By PETER ALKEMA
Family Concert: Pieter and the Horrible Hyena / Conducted by Richard Cock / Linder Auditorium, Parktown, Johannesburg
The penultimate concert of this year’s Johannesburg International Mozart Festival was a folksy, Sunday morning delight for the whole family. Celebrating the 40th anniversary of the Joburg Youth Ballet, the company performed with the Johannesburg Festival Orchestra, narrator Nicholas Nicolaidis and the inimitable Richard Cock conducting – and teaching. Throughout the concert he explained the families of instruments in the orchestra and each musician had an opportunity at the front of the stage to display their talent.
But only in front of a South African audience could a hyena eating a belly-flopping duck next to a farm dam steal the show in a Mozart Festival. Sergei Prokofiev’s classic children’s fairytale Peter and the Wolf has been adapted all over the world, but surely this was the most unique take: Pieter and the Horrible Hyena, conceptualised by Alan Swerdlow.
The military march Entry of the Gladiators was the perfect choice to follow the introduction to the brass section – this just after Cock entered and explained the trumpet to the audience as “usually heralding the entrance of the king.” Another march, Washington Post (originally commissioned by the American newspaper of the same name) preceded an overview of the strings family featuring Valery the Russian on the viola. A young girl in the audience identified the double bass playing a section from The Elephant in Carnival of the Animals – which Richard Cock promptly promised to include in a future concert.

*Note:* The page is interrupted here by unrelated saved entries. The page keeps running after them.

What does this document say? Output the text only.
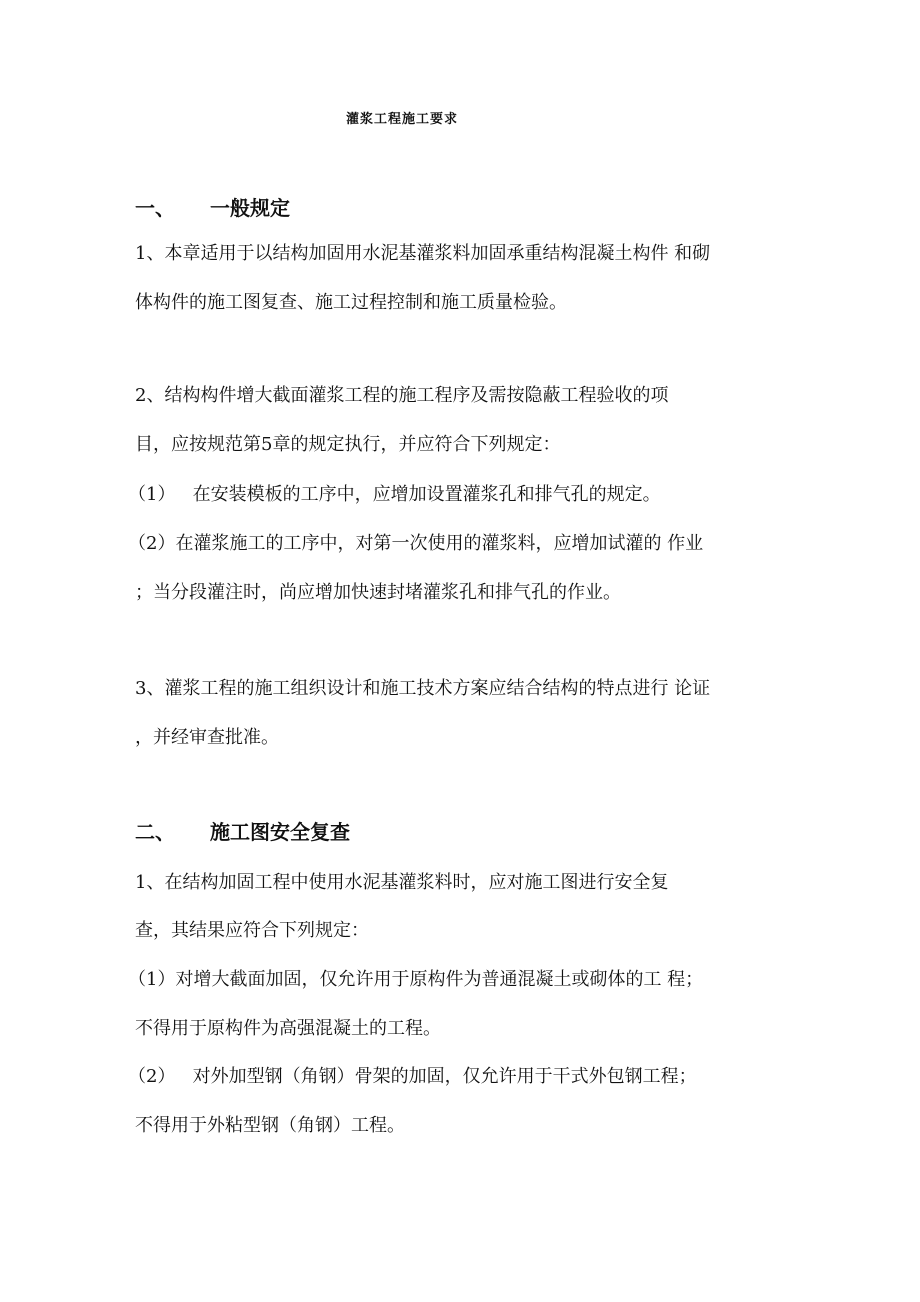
灌浆工程施工要求
一、 一般规定
1、本章适用于以结构加固用水泥基灌浆料加固承重结构混凝土构件 和砌
体构件的施工图复查、施工过程控制和施工质量检验。
2、结构构件增大截面灌浆工程的施工程序及需按隐蔽工程验收的项
目，应按规范第5章的规定执行，并应符合下列规定：
（1）   在安装模板的工序中，应增加设置灌浆孔和排气孔的规定。
（2）在灌浆施工的工序中，对第一次使用的灌浆料，应增加试灌的 作业
；当分段灌注时，尚应增加快速封堵灌浆孔和排气孔的作业。
3、灌浆工程的施工组织设计和施工技术方案应结合结构的特点进行 论证
，并经审查批准。
二、 施工图安全复查
1、在结构加固工程中使用水泥基灌浆料时，应对施工图进行安全复
查，其结果应符合下列规定：
（1）对增大截面加固，仅允许用于原构件为普通混凝土或砌体的工 程；
不得用于原构件为高强混凝土的工程。
（2）   对外加型钢（角钢）骨架的加固，仅允许用于干式外包钢工程；
不得用于外粘型钢（角钢）工程。
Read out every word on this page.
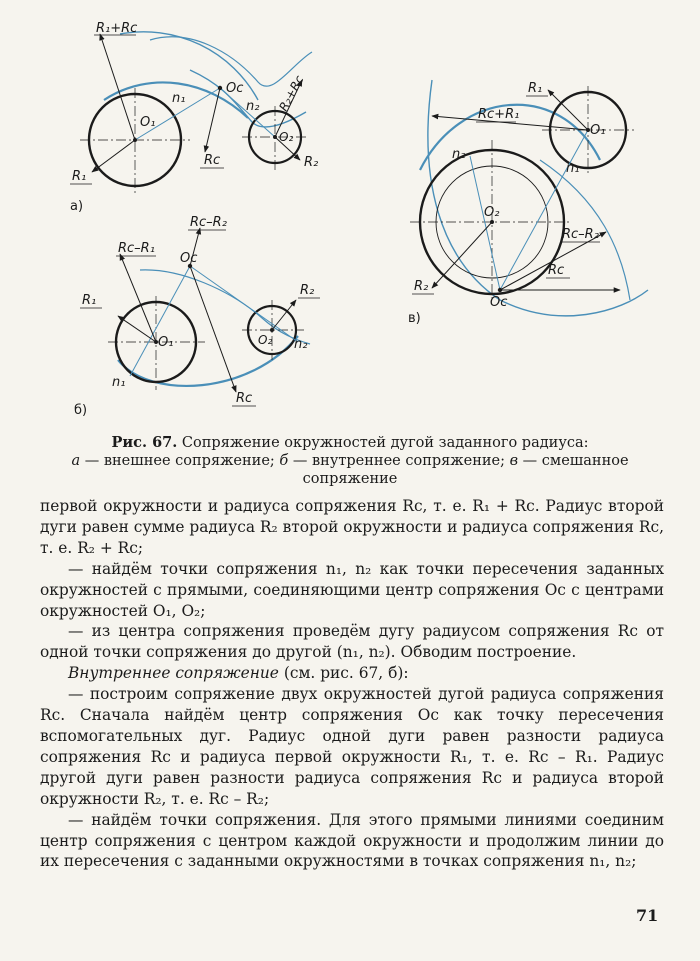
R₁+Rc
Oc
n₁
n₂ R₂+Rc
O₁
O₂
Rc	R₂
R₁
а)
Rc–R₂
Rc–R₁
Oc
R₁
R₂
O₁	O₂ n₂
n₁
Rc
б)
R₁
Rc+R₁
O₁
n₁
n₂
O₂
Rc–R₂
Rc
R₂
Oc
в)
Рис. 67. Сопряжение окружностей дугой заданного радиуса:
а — внешнее сопряжение; б — внутреннее сопряжение; в — смешанное сопряжение

первой окружности и радиуса сопряжения Rc, т. е. R₁ + Rc. Радиус второй дуги равен сумме радиуса R₂ второй окружности и радиуса сопряжения Rc, т. е. R₂ + Rc;

— найдём точки сопряжения n₁, n₂ как точки пересечения заданных окружностей с прямыми, соединяющими центр сопряжения Oc с центрами окружностей O₁, O₂;

— из центра сопряжения проведём дугу радиусом сопряжения Rc от одной точки сопряжения до другой (n₁, n₂). Обводим построение.

Внутреннее сопряжение (см. рис. 67, б):

— построим сопряжение двух окружностей дугой радиуса сопряжения Rc. Сначала найдём центр сопряжения Oc как точку пересечения вспомогательных дуг. Радиус одной дуги равен разности радиуса сопряжения Rc и радиуса первой окружности R₁, т. е. Rc – R₁. Радиус другой дуги равен разности радиуса сопряжения Rc и радиуса второй окружности R₂, т. е. Rc – R₂;

— найдём точки сопряжения. Для этого прямыми линиями соединим центр сопряжения с центром каждой окружности и продолжим линии до их пересечения с заданными окружностями в точках сопряжения n₁, n₂;

71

Having showcased the strings, Cock was sent to the back of the stage as the players treated the audience to a captivating Eine Kleine Nachtmusik. A pizzicato piece (strings plucked) called Plink, Plank, Plunk saw the audience helping out with the occasional squeaks, most of them in the right places. My daughter is learning flute and sat enraptured by the flautist and other wind instruments when they were introduced, or in the case of the oboe, disassembled piece by piece and still played.
Danse Des Petits Cygnes is the famous side-by-side dance from the second act of Swan Lake when four dancers, with their arms crossed in front of each other, hold hands and perform in unison. Although the choreography was not on display at the concert, everyone in the audience, especially the young ballerinas, pictured it in their minds as the orchestra played Tchaikovsky’s music.
“Anything you hit is called percussion”, explained Cock as that family of instruments demonstrated their contribution to the orchestral sound: bass drum, glockenspiel and side drum. Then, finally, Pieter and the Horrible Hyena officially found its place among the numerous adaptations of this popular “symphonic fairy tale for children”. The storyline and score remained intact, but the characters were transplanted intp an African bushveld narrative, with game rangers for hunters, a grumpy oupa in veldskoene for the grandfather and a superbly performed Pieter for Peter.
This was innovative South African artistic talent for a young Johannesburg audience that sat enthralled by the fusion of classic and contemporary, traditional and creative. The attendees also promised to support future concerts in a similar format. Johannesburg classical music and ballet deserves to perform to packed halls and sold-out concerts; don’t miss the next one.